My contact and work with the inner worlds has heightened and grown over the past few years and become more intense, so I have speculated that this was the cause of my increasing and unwelcome sensitivity. But my wife, Julie, who, unlike me, is very good at seeing the obvious, pointed out a more down-to-earth reason. “You’ve lost your body tone. So of course everything impacts you more.” When she said it, I knew it was true. Various health issues during the past four years have put me in and out of hospitals and in and out of surgery and chemotherapy. I realized that my body has simply not recovered from all that. In addition, my work generally keeps me seated at a computer, and I’m not known as Mr. Exercise. All this adds up to a loss of the natural protections and resiliency a fit body normally provides. My body’s core strength has been diminished.
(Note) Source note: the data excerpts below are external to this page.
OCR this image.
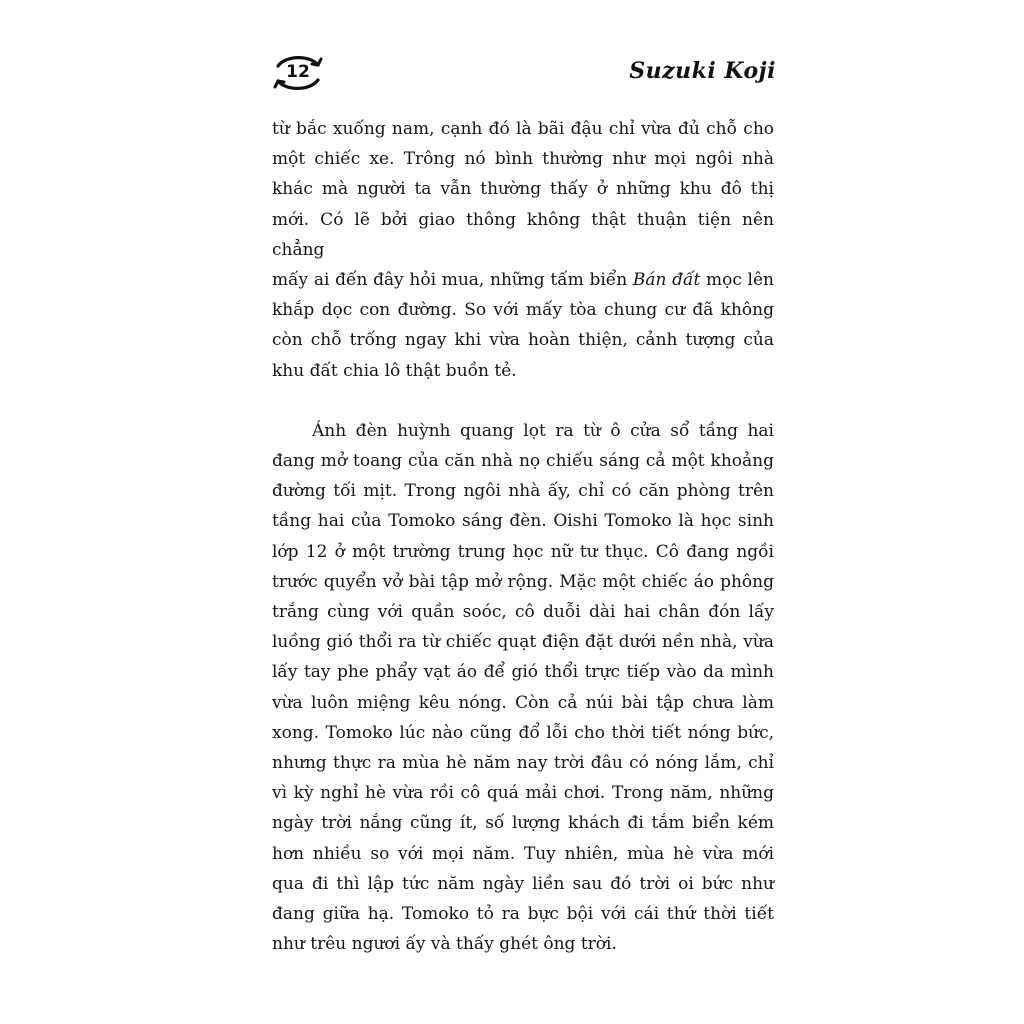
12	Suzuki Koji
từ bắc xuống nam, cạnh đó là bãi đậu chỉ vừa đủ chỗ cho
một chiếc xe. Trông nó bình thường như mọi ngôi nhà
khác mà người ta vẫn thường thấy ở những khu đô thị
mới. Có lẽ bởi giao thông không thật thuận tiện nên chẳng
mấy ai đến đây hỏi mua, những tấm biển Bán đất mọc lên
khắp dọc con đường. So với mấy tòa chung cư đã không
còn chỗ trống ngay khi vừa hoàn thiện, cảnh tượng của
khu đất chia lô thật buồn tẻ.
Ánh đèn huỳnh quang lọt ra từ ô cửa sổ tầng hai
đang mở toang của căn nhà nọ chiếu sáng cả một khoảng
đường tối mịt. Trong ngôi nhà ấy, chỉ có căn phòng trên
tầng hai của Tomoko sáng đèn. Oishi Tomoko là học sinh
lớp 12 ở một trường trung học nữ tư thục. Cô đang ngồi
trước quyển vở bài tập mở rộng. Mặc một chiếc áo phông
trắng cùng với quần soóc, cô duỗi dài hai chân đón lấy
luồng gió thổi ra từ chiếc quạt điện đặt dưới nền nhà, vừa
lấy tay phe phẩy vạt áo để gió thổi trực tiếp vào da mình
vừa luôn miệng kêu nóng. Còn cả núi bài tập chưa làm
xong. Tomoko lúc nào cũng đổ lỗi cho thời tiết nóng bức,
nhưng thực ra mùa hè năm nay trời đâu có nóng lắm, chỉ
vì kỳ nghỉ hè vừa rồi cô quá mải chơi. Trong năm, những
ngày trời nắng cũng ít, số lượng khách đi tắm biển kém
hơn nhiều so với mọi năm. Tuy nhiên, mùa hè vừa mới
qua đi thì lập tức năm ngày liền sau đó trời oi bức như
đang giữa hạ. Tomoko tỏ ra bực bội với cái thứ thời tiết
như trêu ngươi ấy và thấy ghét ông trời.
There are concrete things I can do, and am doing, to rectify this, and the good news is that what has been diminished can be built back up. In the process, it’s got me thinking about the meaning and nature of core strength. And this in turn has led me to think about the nature of incarnational spirituality.
Incarnational spirituality is a new and unique approach to spirituality that is still evolving and emerging. It has characteristics that are familiar and can lead one to say, “Oh, yes, I know what that’s about.” But this can be deceptive. There are subtleties and differences about this approach which are not always apparent on the surface and that only reveal themselves with practice. I know that everyday I discover something new about it.
For example, to say that incarnational spirituality is about bringing spirit into our everyday lives and affairs is true, but it’s not the whole truth. It’s equally true to say that incarnational spirituality is about bringing spirit out of our everyday lives, or that it’s about seeing our everyday lives and identities as generative sources of spiritual energy.
Because it’s a new and evolving approach, I am always challenged with defining it. Exactly what is incarnational spirituality? It has become apparent that it is a number of things. I call it, for instance, an “engagement” spirituality rather than an “evolutionary” one because its objective is not primarily to make us enlightened or more highly evolved, though that may be a side effect, but to bring us to a deeper and more spiritually and energetically skillful engagement with our world, an engagement that is abundant with blessings for all involved.
In the idea of core strength, though, I find another insight into what incarnational spirituality is becoming. It is about developing and practicing the core spiritual strength of our incarnation. This core is not found in a transpersonal or transcendent realm, though our transpersonal nature is part of it. It is found in our everyday, personal lives, in our incarnations, indeed, in the structure and process of incarnation itself. It is found in the fact that an incarnation is not simply an entering into physical matter but a gathering and synthesis of a variety of elements and levels of consciousness into a wholeness right here, right now. It is found in the presence of who we are as whole beings, not just as physical beings on the one hand or spiritual beings on the other.
The diminishment of my core physical strength has left me temporarily vulnerable to the energies and impact of people and places, making me overly sensitive in ways that restrict rather than enhance me. Similarly, if my core spiritual strength is diminished—and there are many ways this can happen in today’s world—I am equally vulnerable to the pressures and stresses, the impacts and diversions of life around me. I can lose my creative edge, my focus, my sovereignty, my capacities to serve. My boundaries become less healthy and useful and my ability to act with freedom in determining who I am and how I will connect to and bless my world can be subverted. Rather than being a co-creator with my world, I become an effect of my world.
Happily, the presence of a core spiritual strength can be built up and developed just as our core physical strength can be. That’s what we teach in our Lorian classes. This is precisely what the practice of incarnational spirituality offers and is another way of defining what this approach is all about.
Building our core incarnational and spiritual strength: it’s good for all of us.